I've also known people use their slow cookers for the gravy or for red cabbage.

Sandycarrots Sun 08-Oct-17 09:08:50

Genuine questions (not being snippy):

For those of you that prep or parboil root veg day before, do they not discolour?

And how do you prep gravy in advance? Surely you need the juices from the turkey on the day? (I pre-prep chicken stock for gravy but that's as far as I get.)

Sandycarrots Sun 08-Oct-17 09:10:52

Hassled you and I should share tips! smile

FenellaMaxwellsPony Sun 08-Oct-17 09:12:17

Root veg doesn't discolour, no. I coat my carrots and parsnips with orange, honey and thyme so they are all browned and delicious when they are done anyway but I've never noticed and discolouring.

AztecPolitics Sun 08-Oct-17 09:16:13

Xmas eve - prepare soup and peel and prep veg to be put in cold water and kept in fridge overnight. Prep turkey also.

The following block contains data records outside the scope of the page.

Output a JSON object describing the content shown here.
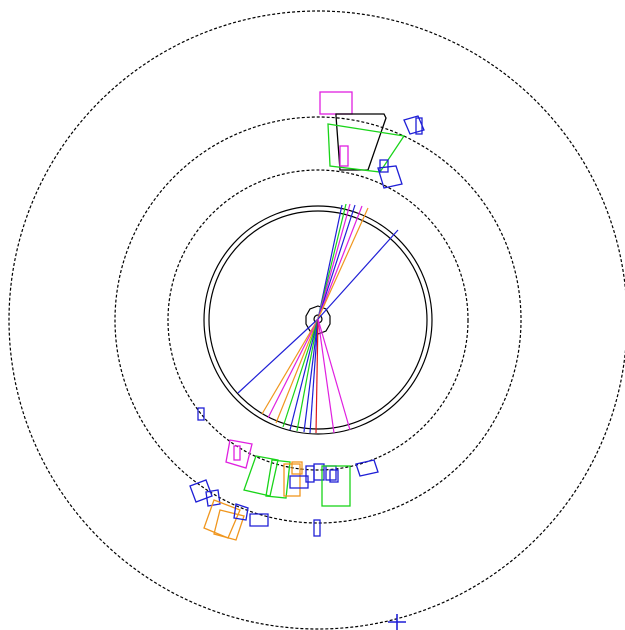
{
  "colors": {
    "black": "#000000",
    "blue": "#1f1fd6",
    "green": "#19d419",
    "magenta": "#e020e0",
    "orange": "#f0961e",
    "red": "#e01818",
    "grey": "#666666"
  },
  "icons": {
    "cross_marker": "cross-marker-icon"
  }
}
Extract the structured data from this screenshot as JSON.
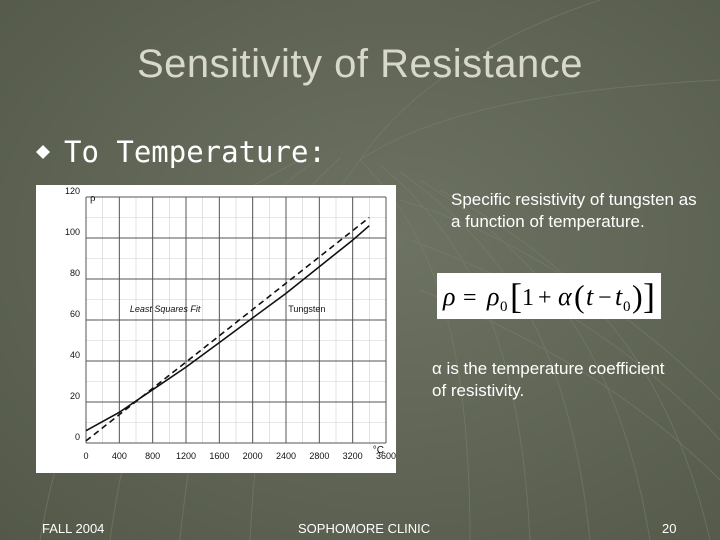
{
  "slide": {
    "title": "Sensitivity of Resistance",
    "bullet": "To Temperature:",
    "description": "Specific resistivity of tungsten as a function of temperature.",
    "formula_text": "ρ = ρ0[1 + α(t − t0)]",
    "alpha_symbol": "α",
    "alpha_note": " is the temperature coefficient of resistivity.",
    "footer_left": "FALL 2004",
    "footer_center": "SOPHOMORE CLINIC",
    "footer_right": "20"
  },
  "colors": {
    "background": "#5f6454",
    "title": "#d8d8cc",
    "text": "#ffffff"
  },
  "chart_data": {
    "type": "line",
    "ylabel": "ρ",
    "xlabel": "°C",
    "xlim": [
      0,
      3600
    ],
    "ylim": [
      0,
      120
    ],
    "x_ticks": [
      0,
      400,
      800,
      1200,
      1600,
      2000,
      2400,
      2800,
      3200,
      3600
    ],
    "y_ticks": [
      0,
      20,
      40,
      60,
      80,
      100,
      120
    ],
    "grid": true,
    "annotations": [
      "Least Squares Fit",
      "Tungsten"
    ],
    "series": [
      {
        "name": "Tungsten",
        "style": "solid",
        "x": [
          0,
          400,
          800,
          1200,
          1600,
          2000,
          2400,
          2800,
          3200,
          3400
        ],
        "y": [
          6,
          15,
          26,
          37,
          49,
          61,
          73,
          86,
          99,
          106
        ]
      },
      {
        "name": "Least Squares Fit",
        "style": "dashed",
        "x": [
          0,
          3400
        ],
        "y": [
          1,
          110
        ]
      }
    ]
  }
}
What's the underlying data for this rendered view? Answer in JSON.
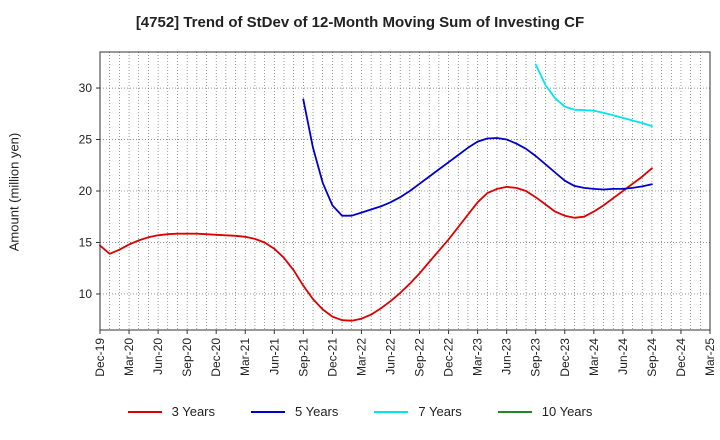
{
  "chart_data": {
    "type": "line",
    "title": "[4752]  Trend of StDev of 12-Month Moving Sum of Investing CF",
    "xlabel": "",
    "ylabel": "Amount (million yen)",
    "x_ticks": [
      "Dec-19",
      "Mar-20",
      "Jun-20",
      "Sep-20",
      "Dec-20",
      "Mar-21",
      "Jun-21",
      "Sep-21",
      "Dec-21",
      "Mar-22",
      "Jun-22",
      "Sep-22",
      "Dec-22",
      "Mar-23",
      "Jun-23",
      "Sep-23",
      "Dec-23",
      "Mar-24",
      "Jun-24",
      "Sep-24",
      "Dec-24",
      "Mar-25"
    ],
    "y_ticks": [
      10,
      15,
      20,
      25,
      30
    ],
    "ylim": [
      6.5,
      33.5
    ],
    "grid": true,
    "legend_position": "bottom",
    "series": [
      {
        "name": "3 Years",
        "color": "#dd0000",
        "points": [
          [
            "Dec-19",
            14.7
          ],
          [
            "Jan-20",
            13.9
          ],
          [
            "Feb-20",
            14.3
          ],
          [
            "Mar-20",
            14.8
          ],
          [
            "Apr-20",
            15.2
          ],
          [
            "May-20",
            15.5
          ],
          [
            "Jun-20",
            15.7
          ],
          [
            "Jul-20",
            15.8
          ],
          [
            "Aug-20",
            15.85
          ],
          [
            "Sep-20",
            15.85
          ],
          [
            "Oct-20",
            15.85
          ],
          [
            "Nov-20",
            15.8
          ],
          [
            "Dec-20",
            15.75
          ],
          [
            "Jan-21",
            15.7
          ],
          [
            "Feb-21",
            15.65
          ],
          [
            "Mar-21",
            15.55
          ],
          [
            "Apr-21",
            15.35
          ],
          [
            "May-21",
            15.0
          ],
          [
            "Jun-21",
            14.4
          ],
          [
            "Jul-21",
            13.5
          ],
          [
            "Aug-21",
            12.3
          ],
          [
            "Sep-21",
            10.8
          ],
          [
            "Oct-21",
            9.5
          ],
          [
            "Nov-21",
            8.5
          ],
          [
            "Dec-21",
            7.8
          ],
          [
            "Jan-22",
            7.45
          ],
          [
            "Feb-22",
            7.4
          ],
          [
            "Mar-22",
            7.6
          ],
          [
            "Apr-22",
            8.0
          ],
          [
            "May-22",
            8.6
          ],
          [
            "Jun-22",
            9.3
          ],
          [
            "Jul-22",
            10.1
          ],
          [
            "Aug-22",
            11.0
          ],
          [
            "Sep-22",
            12.0
          ],
          [
            "Oct-22",
            13.1
          ],
          [
            "Nov-22",
            14.2
          ],
          [
            "Dec-22",
            15.3
          ],
          [
            "Jan-23",
            16.5
          ],
          [
            "Feb-23",
            17.7
          ],
          [
            "Mar-23",
            18.9
          ],
          [
            "Apr-23",
            19.8
          ],
          [
            "May-23",
            20.2
          ],
          [
            "Jun-23",
            20.4
          ],
          [
            "Jul-23",
            20.3
          ],
          [
            "Aug-23",
            20.0
          ],
          [
            "Sep-23",
            19.4
          ],
          [
            "Oct-23",
            18.7
          ],
          [
            "Nov-23",
            18.0
          ],
          [
            "Dec-23",
            17.6
          ],
          [
            "Jan-24",
            17.4
          ],
          [
            "Feb-24",
            17.5
          ],
          [
            "Mar-24",
            18.0
          ],
          [
            "Apr-24",
            18.6
          ],
          [
            "May-24",
            19.3
          ],
          [
            "Jun-24",
            20.0
          ],
          [
            "Jul-24",
            20.7
          ],
          [
            "Aug-24",
            21.4
          ],
          [
            "Sep-24",
            22.2
          ]
        ]
      },
      {
        "name": "5 Years",
        "color": "#0000cc",
        "points": [
          [
            "Sep-21",
            28.9
          ],
          [
            "Oct-21",
            24.2
          ],
          [
            "Nov-21",
            20.8
          ],
          [
            "Dec-21",
            18.6
          ],
          [
            "Jan-22",
            17.6
          ],
          [
            "Feb-22",
            17.6
          ],
          [
            "Mar-22",
            17.9
          ],
          [
            "Apr-22",
            18.2
          ],
          [
            "May-22",
            18.5
          ],
          [
            "Jun-22",
            18.9
          ],
          [
            "Jul-22",
            19.4
          ],
          [
            "Aug-22",
            20.0
          ],
          [
            "Sep-22",
            20.7
          ],
          [
            "Oct-22",
            21.4
          ],
          [
            "Nov-22",
            22.1
          ],
          [
            "Dec-22",
            22.8
          ],
          [
            "Jan-23",
            23.5
          ],
          [
            "Feb-23",
            24.2
          ],
          [
            "Mar-23",
            24.8
          ],
          [
            "Apr-23",
            25.1
          ],
          [
            "May-23",
            25.15
          ],
          [
            "Jun-23",
            25.0
          ],
          [
            "Jul-23",
            24.6
          ],
          [
            "Aug-23",
            24.1
          ],
          [
            "Sep-23",
            23.4
          ],
          [
            "Oct-23",
            22.6
          ],
          [
            "Nov-23",
            21.8
          ],
          [
            "Dec-23",
            21.0
          ],
          [
            "Jan-24",
            20.5
          ],
          [
            "Feb-24",
            20.3
          ],
          [
            "Mar-24",
            20.2
          ],
          [
            "Apr-24",
            20.15
          ],
          [
            "May-24",
            20.2
          ],
          [
            "Jun-24",
            20.2
          ],
          [
            "Jul-24",
            20.3
          ],
          [
            "Aug-24",
            20.45
          ],
          [
            "Sep-24",
            20.65
          ]
        ]
      },
      {
        "name": "7 Years",
        "color": "#00e5ee",
        "points": [
          [
            "Sep-23",
            32.3
          ],
          [
            "Oct-23",
            30.3
          ],
          [
            "Nov-23",
            29.0
          ],
          [
            "Dec-23",
            28.2
          ],
          [
            "Jan-24",
            27.9
          ],
          [
            "Feb-24",
            27.85
          ],
          [
            "Mar-24",
            27.8
          ],
          [
            "Apr-24",
            27.6
          ],
          [
            "May-24",
            27.35
          ],
          [
            "Jun-24",
            27.1
          ],
          [
            "Jul-24",
            26.85
          ],
          [
            "Aug-24",
            26.6
          ],
          [
            "Sep-24",
            26.3
          ]
        ]
      },
      {
        "name": "10 Years",
        "color": "#228822",
        "points": []
      }
    ]
  }
}
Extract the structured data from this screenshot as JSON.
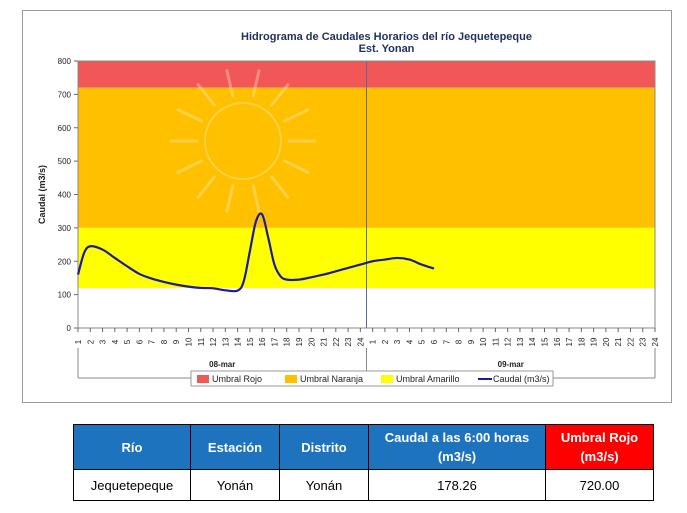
{
  "chart_data": {
    "type": "line",
    "title": "Hidrograma de Caudales Horarios del río Jequetepeque",
    "subtitle": "Est. Yonan",
    "ylabel": "Caudal  (m3/s)",
    "ylim": [
      0,
      800
    ],
    "yticks": [
      "0",
      "100",
      "200",
      "300",
      "400",
      "500",
      "600",
      "700",
      "800"
    ],
    "x_ticks": [
      "1",
      "2",
      "3",
      "4",
      "5",
      "6",
      "7",
      "8",
      "9",
      "10",
      "11",
      "12",
      "13",
      "14",
      "15",
      "16",
      "17",
      "18",
      "19",
      "20",
      "21",
      "22",
      "23",
      "24",
      "1",
      "2",
      "3",
      "4",
      "5",
      "6",
      "7",
      "8",
      "9",
      "10",
      "11",
      "12",
      "13",
      "14",
      "15",
      "16",
      "17",
      "18",
      "19",
      "20",
      "21",
      "22",
      "23",
      "24"
    ],
    "x_groups": [
      "08-mar",
      "09-mar"
    ],
    "thresholds": [
      {
        "name": "Umbral Rojo",
        "from": 720,
        "to": 800,
        "color": "#f25757"
      },
      {
        "name": "Umbral Naranja",
        "from": 300,
        "to": 720,
        "color": "#ffc000"
      },
      {
        "name": "Umbral Amarillo",
        "from": 120,
        "to": 300,
        "color": "#ffff00"
      }
    ],
    "series": [
      {
        "name": "Caudal (m3/s)",
        "color": "#1a1aa6",
        "x": [
          1,
          1.5,
          2,
          3,
          4,
          5,
          6,
          7,
          8,
          9,
          10,
          11,
          12,
          13,
          14,
          14.5,
          15,
          15.5,
          16,
          16.5,
          17,
          17.5,
          18,
          19,
          20,
          21,
          22,
          23,
          24,
          25,
          26,
          27,
          28,
          29,
          30
        ],
        "values": [
          160,
          225,
          245,
          235,
          210,
          185,
          162,
          148,
          138,
          130,
          124,
          120,
          119,
          113,
          112,
          140,
          230,
          320,
          340,
          270,
          190,
          155,
          145,
          145,
          152,
          160,
          170,
          180,
          190,
          200,
          205,
          210,
          205,
          190,
          178
        ]
      }
    ],
    "legend": [
      "Umbral Rojo",
      "Umbral Naranja",
      "Umbral Amarillo",
      "Caudal (m3/s)"
    ],
    "legend_position": "bottom"
  },
  "table": {
    "headers": {
      "rio": "Río",
      "estacion": "Estación",
      "distrito": "Distrito",
      "caudal_line1": "Caudal a las 6:00 horas",
      "caudal_line2": "(m3/s)",
      "umbral_line1": "Umbral Rojo",
      "umbral_line2": "(m3/s)"
    },
    "row": {
      "rio": "Jequetepeque",
      "estacion": "Yonán",
      "distrito": "Yonán",
      "caudal": "178.26",
      "umbral": "720.00"
    }
  }
}
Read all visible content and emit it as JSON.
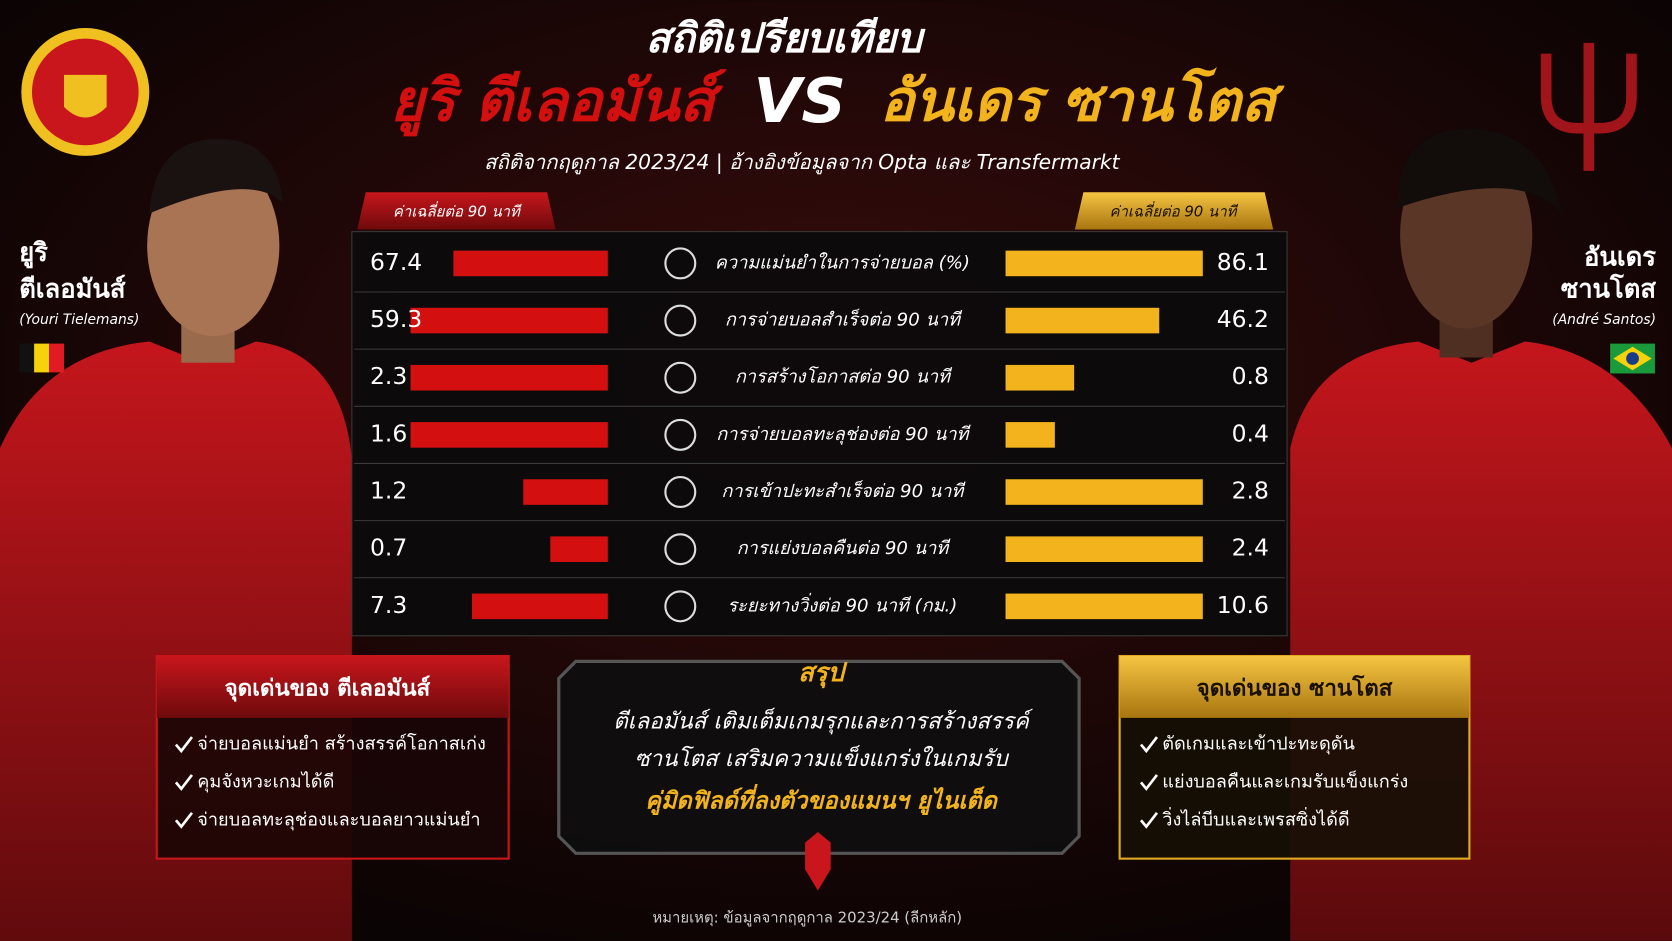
{
  "header": {
    "title": "สถิติเปรียบเทียบ",
    "left_name": "ยูริ ตีเลอมันส์",
    "vs": "VS",
    "right_name": "อันเดร ซานโตส",
    "subtitle": "สถิติจากฤดูกาล 2023/24 | อ้างอิงข้อมูลจาก Opta และ Transfermarkt"
  },
  "left_player": {
    "name_line1": "ยูริ",
    "name_line2": "ตีเลอมันส์",
    "english": "(Youri Tielemans)",
    "color": "#d40f0f"
  },
  "right_player": {
    "name_line1": "อันเดร",
    "name_line2": "ซานโตส",
    "english": "(André Santos)",
    "color": "#f2b31c"
  },
  "table": {
    "left_tab": "ค่าเฉลี่ยต่อ 90 นาที",
    "right_tab": "ค่าเฉลี่ยต่อ 90 นาที",
    "rows": [
      {
        "label": "ความแม่นยำในการจ่ายบอล (%)",
        "left": 67.4,
        "right": 86.1
      },
      {
        "label": "การจ่ายบอลสำเร็จต่อ 90 นาที",
        "left": 59.3,
        "right": 46.2
      },
      {
        "label": "การสร้างโอกาสต่อ 90 นาที",
        "left": 2.3,
        "right": 0.8
      },
      {
        "label": "การจ่ายบอลทะลุช่องต่อ 90 นาที",
        "left": 1.6,
        "right": 0.4
      },
      {
        "label": "การเข้าปะทะสำเร็จต่อ 90 นาที",
        "left": 1.2,
        "right": 2.8
      },
      {
        "label": "การแย่งบอลคืนต่อ 90 นาที",
        "left": 0.7,
        "right": 2.4
      },
      {
        "label": "ระยะทางวิ่งต่อ 90 นาที (กม.)",
        "left": 7.3,
        "right": 10.6
      }
    ]
  },
  "left_highlights": {
    "title": "จุดเด่นของ ตีเลอมันส์",
    "items": [
      "จ่ายบอลแม่นยำ สร้างสรรค์โอกาสเก่ง",
      "คุมจังหวะเกมได้ดี",
      "จ่ายบอลทะลุช่องและบอลยาวแม่นยำ"
    ]
  },
  "right_highlights": {
    "title": "จุดเด่นของ ซานโตส",
    "items": [
      "ตัดเกมและเข้าปะทะดุดัน",
      "แย่งบอลคืนและเกมรับแข็งแกร่ง",
      "วิ่งไล่บีบและเพรสซิ่งได้ดี"
    ]
  },
  "summary": {
    "title": "สรุป",
    "lines": [
      "ตีเลอมันส์ เติมเต็มเกมรุกและการสร้างสรรค์",
      "ซานโตส เสริมความแข็งแกร่งในเกมรับ"
    ],
    "highlight": "คู่มิดฟิลด์ที่ลงตัวของแมนฯ ยูไนเต็ด"
  },
  "footnote": "หมายเหตุ: ข้อมูลจากฤดูกาล 2023/24 (ลีกหลัก)"
}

Xmas morning - turkey in oven. Take it out one hour before meal is due to be served and wrap in foil with clean towel on top to rest. Roast potatoes and parsnips to go in oven and at some point, pigs in blankets.

I bought a three tier steamer about 10 years ago and thoroughly recommend! Use this for carrots, Brussels and new potatoes. Make up gravy on hob.

Desserts provided by guests. Jobs a good un!

Sandycarrots Sun 08-Oct-17 09:17:19

Thank you Fenella

Hassled Sun 08-Oct-17 09:18:24

Re pre-prepping gravy - I'm not usually much of a Jamie fan but his Get ahead gravy recipe is a revelation. I leave out the star anise now though - it does tend to dominate a bit - but otherwise it's lovely, and then you can just top it up with the meat juices on the day.